Pharmacodynamic interactions: In clinical studies, QT prolongation was observed with ceritinib. Therefore, ceritinib should be used with caution in patients who have or may develop prolongation of the QT interval, including those patients taking anti-arrhythmic medicinal products such as class I (e.g. quinidine, procainamide, disopyramide) or class III (e.g. amiodarone, sotalol, dofetilide, ibutilide) anti-arrhythmics or other medicinal products that may lead to QT prolongation such as astemizole, domperidone, droperidol, chloroquine, halofantrine, clarithromycin, haloperidol, methadone, cisapride and moxifloxacin. Monitoring of the QT interval is indicated in the event of combinations of such medicinal products (see Dosage & Administration and Precautions).
Food/drink interactions: Zykadia should be taken with food. The bioavailability of ceritinib is increased in the presence of food (see Pharmacology: Pharmacokinetics under Actions).

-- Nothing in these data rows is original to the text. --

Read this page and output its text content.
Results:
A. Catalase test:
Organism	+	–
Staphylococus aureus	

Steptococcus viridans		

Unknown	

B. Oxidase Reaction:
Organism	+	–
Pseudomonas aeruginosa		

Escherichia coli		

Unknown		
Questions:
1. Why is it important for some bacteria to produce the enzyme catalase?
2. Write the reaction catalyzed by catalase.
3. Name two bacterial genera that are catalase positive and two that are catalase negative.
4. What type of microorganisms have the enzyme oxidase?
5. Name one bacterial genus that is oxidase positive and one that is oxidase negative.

For patients who develop a concurrent medical condition and are unable to take Zykadia with food, Zykadia can be taken on an empty stomach as the alternate continued treatment regimen, in which no food should be eaten for at least two hours before and one hour after the dose. Patients should not alternate between fasted and fed dosing. Dose must be adjusted properly, i.e for patients treated with 450 mg or 300 mg with food, the dose should be increased to 750 mg or 450 mg taken on an empty stomach, respectively (see Pharmacology: Pharmacokinetics under Actions) and for patients treated with 150 mg with food treatment should be discontinued. For subsequent dose adjustment and management recommendations for ADRs, please follow table 5 (see Dosage & Administration). The maximum allowable dose under fasted condition is 750 mg (see Pharmacology: Pharmacokinetics under Actions).
Patients should be instructed to avoid grapefruit and grapefruit juice as they may inhibit CYP3A in the gut wall and may increase the bioavailability of ceritinib.